Breaking Barriers: First Black Health Symposium encourages diversity in health care
The inaugural Black Health Symposium “Breaking Barriers – Making a Career in Health Care More Accessible for Black Students” was held September 8 at the Bannatyne Campus. It targeted black youth primarily between the ages of 15-26, interested in a career in the health professions at the Rady Faculty of Health Sciences.
The event, organized by the Black Medical Students Association (BMSA), a new student group at the Max Rady College of Medicine, attracted more than 100 youth.

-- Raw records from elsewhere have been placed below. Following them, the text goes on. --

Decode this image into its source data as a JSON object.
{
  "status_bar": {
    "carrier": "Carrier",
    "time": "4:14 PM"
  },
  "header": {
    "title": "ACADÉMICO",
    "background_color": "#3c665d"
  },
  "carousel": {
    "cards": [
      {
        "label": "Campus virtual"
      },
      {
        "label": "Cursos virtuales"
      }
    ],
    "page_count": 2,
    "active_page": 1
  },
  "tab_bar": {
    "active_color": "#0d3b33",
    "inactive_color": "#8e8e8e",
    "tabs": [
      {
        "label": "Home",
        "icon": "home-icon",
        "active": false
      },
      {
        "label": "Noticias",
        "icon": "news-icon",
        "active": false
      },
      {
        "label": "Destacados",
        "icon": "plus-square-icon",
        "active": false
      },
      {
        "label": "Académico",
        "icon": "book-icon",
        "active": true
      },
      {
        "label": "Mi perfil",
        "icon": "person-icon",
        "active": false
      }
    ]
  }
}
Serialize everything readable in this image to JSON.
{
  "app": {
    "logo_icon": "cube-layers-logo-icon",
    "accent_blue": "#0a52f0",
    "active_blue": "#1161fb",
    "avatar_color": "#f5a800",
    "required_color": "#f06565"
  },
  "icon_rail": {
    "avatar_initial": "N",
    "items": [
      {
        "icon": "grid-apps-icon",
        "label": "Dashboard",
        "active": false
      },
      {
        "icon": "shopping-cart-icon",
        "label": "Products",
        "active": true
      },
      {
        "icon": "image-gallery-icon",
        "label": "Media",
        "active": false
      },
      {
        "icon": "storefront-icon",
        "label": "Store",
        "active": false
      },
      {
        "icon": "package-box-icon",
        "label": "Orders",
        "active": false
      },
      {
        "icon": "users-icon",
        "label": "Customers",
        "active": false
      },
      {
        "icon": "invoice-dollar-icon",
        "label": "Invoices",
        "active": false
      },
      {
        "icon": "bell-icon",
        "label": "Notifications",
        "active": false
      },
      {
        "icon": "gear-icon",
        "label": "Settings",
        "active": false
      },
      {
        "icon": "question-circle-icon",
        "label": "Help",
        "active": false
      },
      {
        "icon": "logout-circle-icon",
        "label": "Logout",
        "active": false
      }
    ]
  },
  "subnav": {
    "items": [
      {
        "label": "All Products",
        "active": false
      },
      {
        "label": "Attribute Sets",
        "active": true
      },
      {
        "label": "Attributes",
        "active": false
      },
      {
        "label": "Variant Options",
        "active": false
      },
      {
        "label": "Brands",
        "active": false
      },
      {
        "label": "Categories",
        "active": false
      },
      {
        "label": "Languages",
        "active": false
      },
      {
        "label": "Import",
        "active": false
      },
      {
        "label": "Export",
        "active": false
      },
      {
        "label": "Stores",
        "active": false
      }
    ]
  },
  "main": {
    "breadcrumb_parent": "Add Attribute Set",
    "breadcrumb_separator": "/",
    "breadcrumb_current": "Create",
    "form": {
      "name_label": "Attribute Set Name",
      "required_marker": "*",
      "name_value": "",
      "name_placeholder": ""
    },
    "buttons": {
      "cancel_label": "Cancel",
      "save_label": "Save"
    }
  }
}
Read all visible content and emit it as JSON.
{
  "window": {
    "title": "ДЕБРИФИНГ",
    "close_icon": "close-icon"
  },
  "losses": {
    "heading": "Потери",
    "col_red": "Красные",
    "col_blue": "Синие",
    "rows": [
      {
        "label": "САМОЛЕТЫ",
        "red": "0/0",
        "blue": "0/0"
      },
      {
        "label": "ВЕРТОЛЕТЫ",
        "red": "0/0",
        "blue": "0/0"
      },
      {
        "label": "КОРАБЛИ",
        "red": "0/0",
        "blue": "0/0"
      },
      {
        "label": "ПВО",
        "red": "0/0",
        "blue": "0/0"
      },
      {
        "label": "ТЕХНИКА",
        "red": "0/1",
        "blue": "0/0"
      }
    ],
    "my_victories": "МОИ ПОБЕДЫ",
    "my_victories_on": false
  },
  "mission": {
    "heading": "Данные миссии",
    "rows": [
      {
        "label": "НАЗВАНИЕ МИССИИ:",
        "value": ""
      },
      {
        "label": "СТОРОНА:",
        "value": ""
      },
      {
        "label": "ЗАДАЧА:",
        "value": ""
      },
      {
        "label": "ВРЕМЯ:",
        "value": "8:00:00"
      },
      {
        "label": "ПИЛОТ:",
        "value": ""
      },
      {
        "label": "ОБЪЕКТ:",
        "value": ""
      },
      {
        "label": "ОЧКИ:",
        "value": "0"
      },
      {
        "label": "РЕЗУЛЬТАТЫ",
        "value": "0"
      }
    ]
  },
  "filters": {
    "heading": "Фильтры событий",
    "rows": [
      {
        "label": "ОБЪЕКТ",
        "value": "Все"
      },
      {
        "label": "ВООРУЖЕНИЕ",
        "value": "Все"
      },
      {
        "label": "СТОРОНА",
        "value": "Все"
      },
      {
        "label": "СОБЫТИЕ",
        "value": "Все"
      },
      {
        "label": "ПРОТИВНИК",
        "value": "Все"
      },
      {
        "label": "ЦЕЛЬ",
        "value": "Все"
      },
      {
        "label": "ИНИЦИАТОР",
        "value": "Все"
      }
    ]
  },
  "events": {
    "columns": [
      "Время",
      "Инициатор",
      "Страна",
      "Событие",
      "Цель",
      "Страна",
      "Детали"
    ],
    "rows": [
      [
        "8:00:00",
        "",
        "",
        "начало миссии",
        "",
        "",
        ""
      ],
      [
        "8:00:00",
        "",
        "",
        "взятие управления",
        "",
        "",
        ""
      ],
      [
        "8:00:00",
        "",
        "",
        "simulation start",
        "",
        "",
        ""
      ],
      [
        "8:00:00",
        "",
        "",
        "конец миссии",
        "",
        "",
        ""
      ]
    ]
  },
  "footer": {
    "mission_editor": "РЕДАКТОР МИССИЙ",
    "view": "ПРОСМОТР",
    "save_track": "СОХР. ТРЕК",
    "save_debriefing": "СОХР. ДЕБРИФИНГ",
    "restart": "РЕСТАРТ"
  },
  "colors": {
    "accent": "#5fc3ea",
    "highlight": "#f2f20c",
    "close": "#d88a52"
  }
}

The group aims to decrease barriers to entering a career in health care for the black population, particularly for black youth, and increase the number of black students admitted to the faculty.
Helen Teklemariam, Amir Ali, Yohanna Asghedom and Achieng Tago, fourth-year medical students and four of BMSA’s founders, formed the student group because while the black population in Manitoba has increased significantly in the past few decades, there are still few black medical residents or faculty members.
“We wanted to get the ball rolling on increasing representation at our school,” said Teklemariam, “We thought the best way to do that was by holding a symposium for the youth so we could foster their interest in medicine, provide them with resources and start the conversation about what they need to do to get into medicine.”
Ali noted that it is important to increase representation, especially in diverse cities like Winnipeg, because diversity in staffing has been shown to have a positive impact on the quality of health care.
“There have been a lot of studies showing that a more representative health care team will lead to better outcomes whether it’s heart disease, diabetes, or maternal mortality,” he said.
The organizers hope the event will help the students in attendance to start thinking about their future career path early on in their education and plan accordingly, since the admissions process can be challenging and competitive. They also want to build a network of students interested in health care and follow them on their educational path to determine if events like the symposium end up leading to an increase in black students admitted into medicine.
At the symposium, students listened to keynote speakers Dr. Biniam Kidane, a thoracic surgeon and assistant professor, Department of Surgery, Max Rady College of Medicine; Mr. Markus Chambers, Deputy Mayor of the City of Winnipeg; Dr. Marcia Anderson, Executive Director, Indigenous Academic Affairs, Ongomiizwin – Indigenous Institute of Health and Healing, Rady Faculty of Health Sciences; and Uzoma Asagwara, an addictions specialist, psychiatric nurse and newly elected MLA for the Union Station riding.
The organizers developed a series of workshops for the attendees aiming to fit a variety of different interests and needs. Students received tips on preparing for the MCAT, prepping for interviews, building their resumes, volunteer opportunities and advice for overcoming obstacles. Another session provided students with information on other career paths in health care including dentistry, nursing, physiotherapy and pharmacy. Students also took tours of the Bannatyne Campus and had professional headshots taken.
At a panel discussion with medical students Abseret Hailu and Achieng Tago, and neurosurgery resident Dr. Andrew Ajisebutu, students asked questions about navigating challenges such as language and financial barriers, work-life balance, the admissions interview process and mental health.
Hailu is a third-year medical student, and said she wanted to participate on the panel to give young students a chance to pick their brains and gain valuable advice on how to pursue a career in medicine.
“The biggest takeaway I want the students to have is that nothing is impossible. I felt like I had a lot of barriers – being an immigrant, being a woman, being that English was my third language, being of low socio-economic status,” she said, “I was able to push through. I don’t want anybody to be deterred from doing what they want because of the barriers they have. I want this to be an inspiration for them, if somebody else can do that, I can do it as well.”
Havtom Meresi, a fourth-year biochemistry major at the University of Winnipeg who hopes to get into dentistry, attended the symposium to learn more about the Rady Faculty and find potential mentors. After hearing the keynote lectures, what stayed with him was the feeling of possibility.
“Basically, don’t close your mind. A lot of people aim lower than they think they can. Just know that you’re capable of achieving what you set your mind to. Another thing that resonated with me is that you need to work hard, there’s no shortcut,” said Meresi.
Anderson and Asagwara delivered the final keynote lecture of the day titled, “We Out Here,” which addressed racial bias and the importance of representation in the health-care system.
Asagwara wrapped up their address by emphasizing to the students that being themselves is an asset and a strength.
“Those are the greatest gifts you bring to the table, to any table,” said Asagwara, “I’m still often the only one at the table who looks like me, who has my experiences, and that’s what makes me invaluable. You’ve got to be able to recognize that, you can’t minimize that for anybody and you can’t allow anyone to minimize that for you.”